Spinnaker Architecture

Overview

By the end of this chapter, you should be able to explain:

  • Visual understanding of the Spinnaker components at a high level

  • Each component and how it's used within Spinnaker

How does the Spinnaker architecture work?

We must first understand the components of the Spinnaker architecture to understand how it works. Spinnaker is a collection of microservices bound by the single responsibility principle (SRP).

SRP is a principle that states that each module or component of an application is responsible to perform a specific functionality allocated by the application. The component's ownership is entirely contained within the module or component. It allows faster iteration of individual components and more pluggable architecture for custom components.

In other words, each Spinnaker microservice is responsible for completing a specific task and then communicating it to the next microservice to continue the process after completion.

Spinnaker is a collection of eleven such services. Let’s take a look at them.

  • Deck: This microservice is responsible for visualizing the current state of cloud resources through a browser-based User Interface. It is Spinnaker's front-end service. Deck is the connection to the Gate microservice.

  • Gate: Gate as the name suggests, is the API gateway that connects all of the other services. Gate is responsible for all communications from the User Interface to other back end services. It handles the authentication and authorization for sub-service APIs and resources with Spinnaker. It is also responsible for the Spinnaker API calls.

  • Orca: This service is the coordination engine of Spinnaker. The service is responsible for managing ad hoc operations such as the pipeline stages and tasks, and coordinating with the other services. It ensures that the sub-services' executions and states are passed along smoothly and correctly. The most granular unit within Orca is a task. Pipelines are composed of stages and stages are a collection of tasks.

  • CloudDriver: This is responsible for communicating and interacting with various cloud providers, such as AWS, Kubernetes, and others. It also keeps all of the resources deployed in the cloud caching/indexing.

  • Front50: This service is responsible for keeping track of all the metadata for projects, applications, pipelines and notifications.

  • Rosco: This service is basically the bakery responsible for producing persistent VM images for cloud providers that will be deployed. Its main function is to create machine images (for example GCE images, AWS AMIs, Azure VM images).

  • Igor: This service connects to Spinnaker and triggers pipelines for continuous integration platforms such as Jenkins, Travis, and others. It is responsible for starting jobs and then reporting the current state of running or completing jobs.

  • Echo: This service is responsible for all events, such as sending notifications (via email, Slack, etc.) and controlling all incoming webhooks to Spinnaker. It's also known as Spinnaker's Event bus.

  • Fiat: This service is Spinnaker’s authorization service. It is responsible for the user’s access to accounts, service accounts and applications.

  • Kayenta: Early detection of problems while deploying a new version is critical in any application release management. This warning system for detecting problems is known as Canary analysis. This service is responsible for automating the canary analysis for Spinnaker.

  • Halyard: This service is the configuration engine of Spinnaker. It manages the lifecycle of all the above services. It only communicates with these services while installing, configuring, and updating Spinnaker.

The figure below depicts the visual architecture of Spinnaker and how each of the services communicates with each other.

System Dependencies

Refer to the table to see how each microservice is dependent on each other. A grey-colored cell in this table indicates that the column header is dependent on the service listed in that row. For example, the Deck cell in the first column is greyed out and filled with grey, indicating that it is dependent on Gate. Similarly, API Caller is dependent on Gate.

A simple use case: To understand the Spinnaker architecture better, let’s go through a simple example that explains the stages of the deployment process and the services affecting the stages.

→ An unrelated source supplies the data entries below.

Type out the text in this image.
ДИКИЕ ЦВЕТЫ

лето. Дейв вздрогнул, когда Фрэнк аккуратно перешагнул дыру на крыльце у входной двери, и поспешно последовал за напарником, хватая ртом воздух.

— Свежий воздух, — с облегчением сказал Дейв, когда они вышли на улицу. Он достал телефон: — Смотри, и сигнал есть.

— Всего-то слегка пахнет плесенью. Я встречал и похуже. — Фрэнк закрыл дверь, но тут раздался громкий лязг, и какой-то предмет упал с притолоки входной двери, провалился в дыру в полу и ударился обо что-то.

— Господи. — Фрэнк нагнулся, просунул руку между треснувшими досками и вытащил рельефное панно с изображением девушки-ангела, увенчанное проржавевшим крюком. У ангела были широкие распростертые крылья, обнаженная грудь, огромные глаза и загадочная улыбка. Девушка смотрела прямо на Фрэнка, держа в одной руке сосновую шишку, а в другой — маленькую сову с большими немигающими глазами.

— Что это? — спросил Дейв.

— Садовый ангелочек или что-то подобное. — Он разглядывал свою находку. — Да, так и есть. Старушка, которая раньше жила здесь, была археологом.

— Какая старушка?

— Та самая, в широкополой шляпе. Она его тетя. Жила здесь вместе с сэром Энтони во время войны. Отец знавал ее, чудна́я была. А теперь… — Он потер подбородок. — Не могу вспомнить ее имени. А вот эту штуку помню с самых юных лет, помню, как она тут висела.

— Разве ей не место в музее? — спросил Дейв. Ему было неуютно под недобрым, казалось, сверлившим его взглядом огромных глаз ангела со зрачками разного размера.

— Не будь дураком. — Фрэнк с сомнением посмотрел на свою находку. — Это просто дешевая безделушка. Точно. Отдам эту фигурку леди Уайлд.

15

In the above process diagram the different stages of deployment and the respective services responsible for specific tasks are shown. The stages are:

  • Spinnaker UI: The Deck is in control of Spinnaker's user interface. Here you log in, create a pipeline, and start the deployment process.

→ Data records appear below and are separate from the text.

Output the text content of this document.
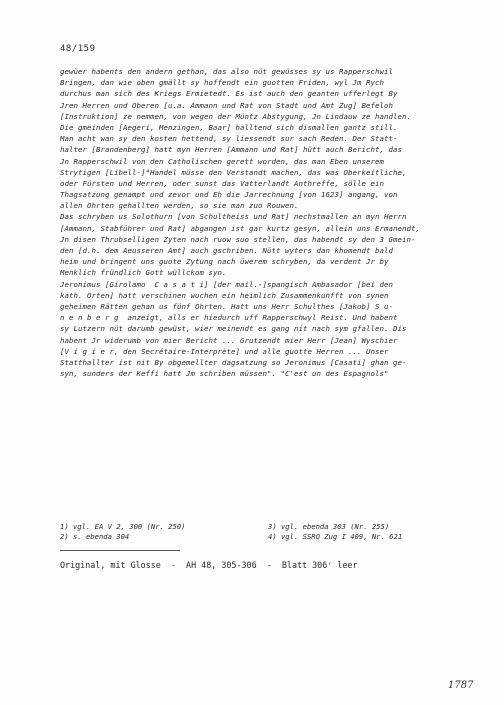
48/159
gewüer habents den andern gethan, das also nüt gewüsses sy us Rapperschwil
Bringen, dan wie oben gmällt sy hoffendt ein guotten Friden, wyl Jm Rych
durchus man sich des Kriegs Ermietedt. Es ist auch den geanten ufferlegt By
Jren Herren und Oberen [u.a. Ammann und Rat von Stadt und Amt Zug] Befeloh
[Instruktion] ze nemmen, von wegen der Müntz Abstygung, Jn Lindauw ze handlen.
Die gmeinden [Aegeri, Menzingen, Baar] halltend sich dismallen gantz still.
Man acht wan sy den kosten hettend, sy liessendt sur sach Reden. Der Statt-
halter [Brandenberg] hatt myn Herren [Ammann und Rat] hütt auch Bericht, das
Jn Rapperschwil von den Catholischen gerett worden, das man Eben unserem
Strytigen [Libell-]⁴Handel müsse den Verstandt machen, das was Oberkeitliche,
oder Fürsten und Herren, oder sunst das Vatterlandt Anthreffe, sölle ein
Thagsatzung genampt und zevor und Eh die Jarrechnung [von 1623] angang, von
allen Ohrten gehallten werden, so sie man zuo Rouwen.
Das schryben us Solothurn [von Schultheiss und Rat] nechstmallen an myn Herrn
[Ammann, Stabführer und Rat] abgangen ist gar kurtz gesyn, allein uns Ermanendt,
Jn disen Thrubselligen Zyten nach ruow suo stellen, das habendt sy den 3 Gmein-
den [d.h. dem Aeusseren Amt] auch gschriben. Nütt wyters dan khomendt bald
heim und bringent uns guote Zytung nach üwerem schryben, da verdent Jr by
Menklich fründlich Gott wüllckom syn.
Jeronimus [Girolamo  C a s a t i] [der mail.-]spangisch Ambasador [bei den
kath. Orten] hatt verschinen wuchen ein heimlich Zusammenkunfft von synen
geheimen Rätten gehan us fünf Ohrten. Hatt uns Herr Schulthes [Jakob] S u-
n e n b e r g  anzeigt, alls er hiedurch uff Rapperschwyl Reist. Und habent
sy Lutzern nüt darumb gewüst, wier meinendt es gang nit nach sym gfallen. Dis
habent Jr widerumb von mier Bericht ... Grutzendt mier Herr [Jean] Wyschier
[V i g i e r, den Secrétaire-Interprète] und alle guotte Herren ... Unser
Statthallter ist nit By obgemellter dagsatzung so Jeronimus [Casati] ghan ge-
syn, sunders der Keffi hatt Jm schriben müssen". "C'est un des Espagnols"
1) vgl. EA V 2, 300 (Nr. 250)
2) s. ebenda 304
3) vgl. ebenda 303 (Nr. 255)
4) vgl. SSRQ Zug I 409, Nr. 621
Original, mit Glosse  -  AH 48, 305-306  -  Blatt 306ʳ leer
1787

  • API Gateway: Once you request to start the deployment process, the Gate service is activated and communicates with Orca.

  • Orca: Orca is the coordination engine of Spinnaker. Orca creates an orchestration ID and sends it to Deck via the API Gateway after receiving the deploy request. This service's primary responsibility is to coordinate with other services and manage ad-hoc operations such as pipeline stages and tasks. It makes sure that the executions and states of the sub-services are passed along smoothly and correctly.

  • CloudDriver: The CloudDriver services work as the communication medium between Orca and the cloud platforms. So Once the pipeline is executed and ready for deployment, Orca requests the CloudDriver to deploy in the cloud environment platform.

  • Redis: Redis is responsible for caching information from Orca and CloudDirver.